I have long been interested in the origin of the idea that the world is divided into separate continents, having co-written a book on the topic in 1997. While currently working on the Black Sea region, I have been reminded of how central the Black Sea was to the original continental scheme.
The (known) world was first divided into two continents – Europe and Asia – by Greek thinkers located in the city of Miletus in what is now western Turkey. In the 6th century BCE, Miletus was one of the largest and wealthiest Greek city states. It is also commonly regarded as the birthplace of Greek science and philosophy, being the home of the so-called Ionian Enlightenment of the same century. Beginning in the 8th century BCE, Miletus, like many other Greek city states, established numerous colonies, most of which were located around the Black Sea. Milesian navigators and merchants had extensive experience in this water body, and early Milesian thinkers relied on their knowledge when mapping the world.
According to traditional sources, the first Greek world map was made by Anaximander of Miletus. It was subsequently revised by Hecataeus, a noted geographer of the same city. Neither map survived, but they have been reconstructed based on surviving descriptions. As these reconstructions show, the term “Europe” was used to designate the large landmass located to the left as Milesian navigators moved between islands and through narrow passages as they voyaged from their home city across the Black Sea, whereas “Asia” referred to those lands on the right. As the Milesians were also familiar with the Mediterranean, these same terms were used, respectively, for the landmasses to the north and south of this sea (“Asia” was not generally differentiated on continental grounds from “Libya” [or Africa] by Milesian geographers).
In world vision of these early geographers, the division between Asia and Europe in the extreme east continued along the Phasis River (source of the word “pheasant”), now known as the Rioni River of western Georgia. This river was not well understood and was evidently believed by some to link the Black Sea to the eastern reaches of the encircling Ocean. Later Greek thinkers of the fifth and fourth centuries BCE generally regard their own realm as being strung along a series of waterways that extended from the Strait of Gibraltar to what is now western Georgia. As Plato ostensibly quoted Socrates, “I believe that the earth is very large and that we who dwell between the Pillars of Hercules and the river Phasis live in a small part of it about the sea, like ants or frogs about a pond” (Phaedo, 109a). With the world conceptualized in such a manner, it made sense to distinguish the northern side of this division as one land mass, Europe, and the other side as another, conceptualized either as either Asia or as Asia and Libya (Africa).

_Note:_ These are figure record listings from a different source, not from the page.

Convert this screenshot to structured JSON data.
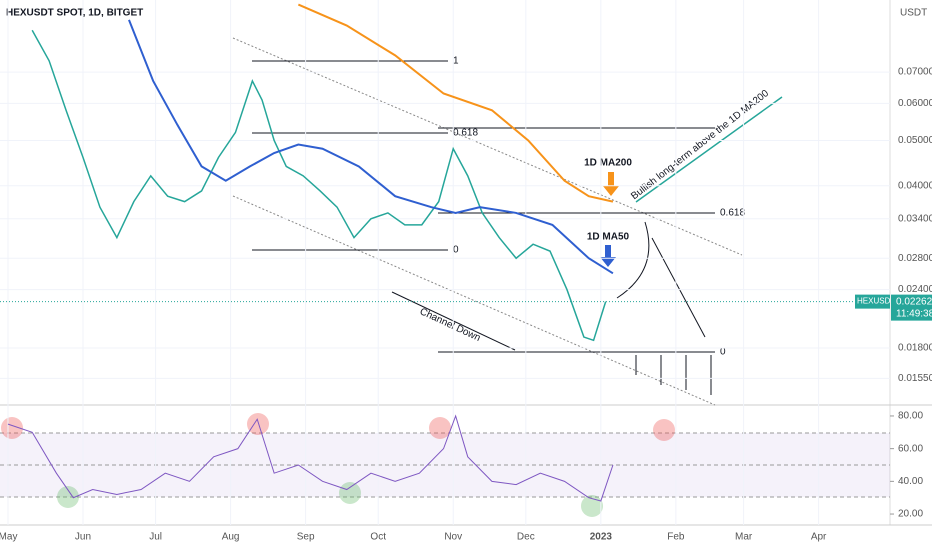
{
  "chart_data": {
    "type": "line",
    "title": "HEXUSDT SPOT, 1D, BITGET",
    "axis_unit": "USDT",
    "log": true,
    "ylim": [
      0.0136,
      0.0998
    ],
    "yticks": [
      {
        "value": 0.07,
        "label": "0.07000"
      },
      {
        "value": 0.06,
        "label": "0.06000"
      },
      {
        "value": 0.05,
        "label": "0.05000"
      },
      {
        "value": 0.04,
        "label": "0.04000"
      },
      {
        "value": 0.034,
        "label": "0.03400"
      },
      {
        "value": 0.028,
        "label": "0.02800"
      },
      {
        "value": 0.024,
        "label": "0.02400"
      },
      {
        "value": 0.018,
        "label": "0.01800"
      },
      {
        "value": 0.0155,
        "label": "0.01550"
      }
    ],
    "xlim": [
      -3.3,
      364.5
    ],
    "xticks": [
      {
        "value": 0,
        "label": "May"
      },
      {
        "value": 31,
        "label": "Jun"
      },
      {
        "value": 61,
        "label": "Jul"
      },
      {
        "value": 92,
        "label": "Aug"
      },
      {
        "value": 123,
        "label": "Sep"
      },
      {
        "value": 153,
        "label": "Oct"
      },
      {
        "value": 184,
        "label": "Nov"
      },
      {
        "value": 214,
        "label": "Dec"
      },
      {
        "value": 245,
        "label": "2023"
      },
      {
        "value": 276,
        "label": "Feb"
      },
      {
        "value": 304,
        "label": "Mar"
      },
      {
        "value": 335,
        "label": "Apr"
      }
    ],
    "series": [
      {
        "name": "HEXUSDT",
        "color": "#26a69a",
        "x": [
          10,
          17,
          24,
          31,
          38,
          45,
          52,
          59,
          66,
          73,
          80,
          87,
          94,
          101,
          105,
          110,
          115,
          122,
          129,
          136,
          143,
          150,
          157,
          164,
          171,
          178,
          184,
          190,
          196,
          203,
          210,
          217,
          224,
          231,
          238,
          242,
          247
        ],
        "values": [
          0.086,
          0.074,
          0.058,
          0.046,
          0.036,
          0.031,
          0.037,
          0.042,
          0.038,
          0.037,
          0.039,
          0.046,
          0.052,
          0.067,
          0.061,
          0.05,
          0.044,
          0.042,
          0.039,
          0.036,
          0.031,
          0.034,
          0.035,
          0.033,
          0.033,
          0.037,
          0.048,
          0.042,
          0.035,
          0.031,
          0.028,
          0.03,
          0.029,
          0.024,
          0.019,
          0.0187,
          0.02262
        ]
      },
      {
        "name": "1D MA200",
        "color": "#f7931a",
        "x": [
          120,
          140,
          160,
          180,
          200,
          215,
          230,
          240,
          250
        ],
        "values": [
          0.0976,
          0.088,
          0.076,
          0.063,
          0.058,
          0.05,
          0.041,
          0.038,
          0.037
        ]
      },
      {
        "name": "1D MA50",
        "color": "#2f5fd0",
        "x": [
          50,
          60,
          70,
          80,
          90,
          100,
          110,
          120,
          130,
          145,
          160,
          175,
          185,
          195,
          210,
          225,
          240,
          250
        ],
        "values": [
          0.0905,
          0.067,
          0.054,
          0.044,
          0.041,
          0.044,
          0.047,
          0.049,
          0.048,
          0.044,
          0.038,
          0.036,
          0.035,
          0.036,
          0.035,
          0.033,
          0.028,
          0.026
        ]
      }
    ],
    "last_price": {
      "name": "HEXUSDT",
      "label": "0.02262",
      "countdown": "11:49:38",
      "value": 0.02262
    },
    "annotations": {
      "fib_top_1": "1",
      "fib_top_618": "0.618",
      "fib_top_0": "0",
      "fib_low_618": "0.618",
      "fib_low_0": "0",
      "ma200_label": "1D MA200",
      "ma50_label": "1D MA50",
      "bullish": "Bullish long-term above the 1D MA200",
      "channel": "Channel Down"
    },
    "rsi": {
      "color": "#7e57c2",
      "ylim": [
        13.3,
        86.7
      ],
      "yticks": [
        {
          "value": 80,
          "label": "80.00"
        },
        {
          "value": 60,
          "label": "60.00"
        },
        {
          "value": 40,
          "label": "40.00"
        },
        {
          "value": 20,
          "label": "20.00"
        }
      ],
      "x": [
        0,
        10,
        20,
        27,
        35,
        45,
        55,
        65,
        75,
        85,
        95,
        103,
        110,
        120,
        130,
        140,
        150,
        160,
        170,
        180,
        185,
        190,
        200,
        210,
        220,
        230,
        240,
        245,
        250
      ],
      "values": [
        75,
        70,
        45,
        30,
        35,
        32,
        35,
        45,
        40,
        55,
        60,
        78,
        45,
        50,
        40,
        35,
        45,
        40,
        45,
        60,
        80,
        55,
        40,
        38,
        45,
        40,
        30,
        28,
        50
      ]
    }
  }
}
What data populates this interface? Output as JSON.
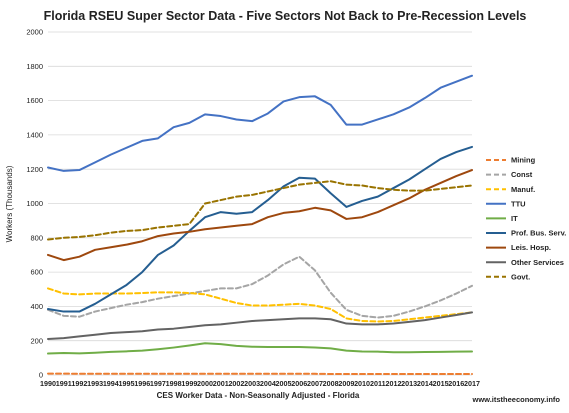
{
  "chart_data": {
    "type": "line",
    "title": "Florida RSEU Super Sector Data - Five Sectors Not Back to Pre-Recession Levels",
    "xlabel": "CES Worker Data - Non-Seasonally Adjusted - Florida",
    "ylabel": "Workers (Thousands)",
    "source": "www.itstheeconomy.info",
    "ylim": [
      0,
      2000
    ],
    "yticks": [
      0,
      200,
      400,
      600,
      800,
      1000,
      1200,
      1400,
      1600,
      1800,
      2000
    ],
    "grid": true,
    "legend_position": "right",
    "x": [
      "1990",
      "1991",
      "1992",
      "1993",
      "1994",
      "1995",
      "1996",
      "1997",
      "1998",
      "1999",
      "2000",
      "2001",
      "2002",
      "2003",
      "2004",
      "2005",
      "2006",
      "2007",
      "2008",
      "2009",
      "2010",
      "2011",
      "2012",
      "2013",
      "2014",
      "2015",
      "2016",
      "2017"
    ],
    "series": [
      {
        "name": "Mining",
        "color": "#ED7D31",
        "dash": "5,3",
        "values": [
          8,
          8,
          7,
          7,
          7,
          7,
          7,
          7,
          7,
          7,
          7,
          7,
          7,
          7,
          7,
          7,
          7,
          7,
          6,
          6,
          6,
          6,
          6,
          6,
          6,
          6,
          6,
          6
        ]
      },
      {
        "name": "Const",
        "color": "#A5A5A5",
        "dash": "5,3",
        "values": [
          380,
          345,
          340,
          370,
          390,
          410,
          425,
          445,
          460,
          475,
          490,
          505,
          505,
          530,
          580,
          645,
          690,
          610,
          480,
          380,
          345,
          335,
          345,
          370,
          400,
          435,
          475,
          520
        ]
      },
      {
        "name": "Manuf.",
        "color": "#FFC000",
        "dash": "5,3",
        "values": [
          505,
          475,
          470,
          475,
          475,
          475,
          478,
          482,
          482,
          478,
          470,
          445,
          420,
          405,
          405,
          410,
          415,
          405,
          385,
          330,
          315,
          312,
          315,
          325,
          335,
          345,
          355,
          365
        ]
      },
      {
        "name": "TTU",
        "color": "#4472C4",
        "dash": "",
        "values": [
          1210,
          1190,
          1195,
          1240,
          1285,
          1325,
          1365,
          1380,
          1445,
          1470,
          1520,
          1510,
          1490,
          1480,
          1525,
          1595,
          1620,
          1625,
          1575,
          1460,
          1460,
          1490,
          1520,
          1560,
          1615,
          1675,
          1710,
          1745
        ]
      },
      {
        "name": "IT",
        "color": "#70AD47",
        "dash": "",
        "values": [
          125,
          128,
          126,
          130,
          135,
          138,
          142,
          150,
          160,
          172,
          185,
          180,
          170,
          165,
          163,
          163,
          163,
          160,
          155,
          142,
          137,
          136,
          133,
          133,
          134,
          135,
          136,
          137
        ]
      },
      {
        "name": "Prof. Bus. Serv.",
        "color": "#255E91",
        "dash": "",
        "values": [
          385,
          370,
          370,
          415,
          470,
          525,
          600,
          700,
          755,
          840,
          920,
          950,
          940,
          950,
          1020,
          1100,
          1150,
          1145,
          1060,
          980,
          1015,
          1040,
          1090,
          1140,
          1200,
          1260,
          1300,
          1330
        ]
      },
      {
        "name": "Leis. Hosp.",
        "color": "#9E480E",
        "dash": "",
        "values": [
          700,
          670,
          690,
          730,
          745,
          760,
          780,
          810,
          825,
          835,
          850,
          860,
          870,
          880,
          920,
          945,
          955,
          975,
          960,
          910,
          920,
          950,
          990,
          1030,
          1080,
          1120,
          1160,
          1195
        ]
      },
      {
        "name": "Other Services",
        "color": "#636363",
        "dash": "",
        "values": [
          210,
          215,
          225,
          235,
          245,
          250,
          255,
          265,
          270,
          280,
          290,
          295,
          305,
          315,
          320,
          325,
          330,
          330,
          325,
          300,
          295,
          295,
          300,
          310,
          320,
          335,
          350,
          365
        ]
      },
      {
        "name": "Govt.",
        "color": "#997300",
        "dash": "5,3",
        "values": [
          790,
          800,
          805,
          815,
          830,
          840,
          845,
          860,
          870,
          880,
          1000,
          1020,
          1040,
          1050,
          1070,
          1090,
          1110,
          1120,
          1130,
          1110,
          1105,
          1090,
          1080,
          1075,
          1075,
          1085,
          1095,
          1105
        ]
      }
    ]
  }
}
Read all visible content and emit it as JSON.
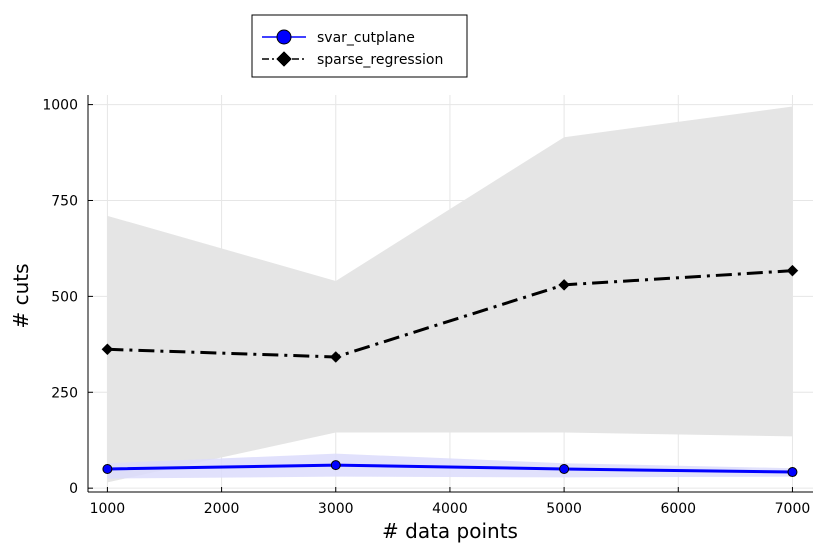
{
  "chart_data": {
    "type": "line",
    "xlabel": "# data points",
    "ylabel": "# cuts",
    "xlim": [
      830,
      7180
    ],
    "ylim": [
      -10,
      1025
    ],
    "xticks": [
      1000,
      2000,
      3000,
      4000,
      5000,
      6000,
      7000
    ],
    "yticks": [
      0,
      250,
      500,
      750,
      1000
    ],
    "grid": true,
    "legend_position": "top-center",
    "x": [
      1000,
      3000,
      5000,
      7000
    ],
    "series": [
      {
        "name": "svar_cutplane",
        "values": [
          50,
          60,
          50,
          42
        ],
        "band_upper": [
          65,
          90,
          65,
          52
        ],
        "band_lower": [
          25,
          30,
          28,
          30
        ],
        "color": "#0000ff",
        "band_color": "#dcdcfb",
        "line_style": "solid",
        "marker": "circle"
      },
      {
        "name": "sparse_regression",
        "values": [
          362,
          342,
          530,
          567
        ],
        "band_upper": [
          710,
          540,
          915,
          995
        ],
        "band_lower": [
          15,
          145,
          145,
          135
        ],
        "color": "#000000",
        "band_color": "#e5e5e5",
        "line_style": "dashdot",
        "marker": "diamond"
      }
    ]
  }
}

Later Greek and Roman geographers revised the continental schema, moving the division between Europe and Asia from the Phasis River (Rioni) to the Tanais (Don) River. This maneuver highlighted the passage into yet another enclosed sea (the Sea of Azov, then known as Lake Maeotis), through yet another narrow passage, the Strait of Kerch (then known as the Cimmerian Bosporus). A reconstruction of a Roman world map nicely shows the resulting threefold division of the world, with Europe almost separated from Asia by a north-south-running series of waterways beginning in the Aegean Sea and ending in the Sea of Azov, and Asia almost separated from Africa by the Red Sea (labeled as the Arabian Sea on this map.) This model of the world would become the foundation for all later continental divisions.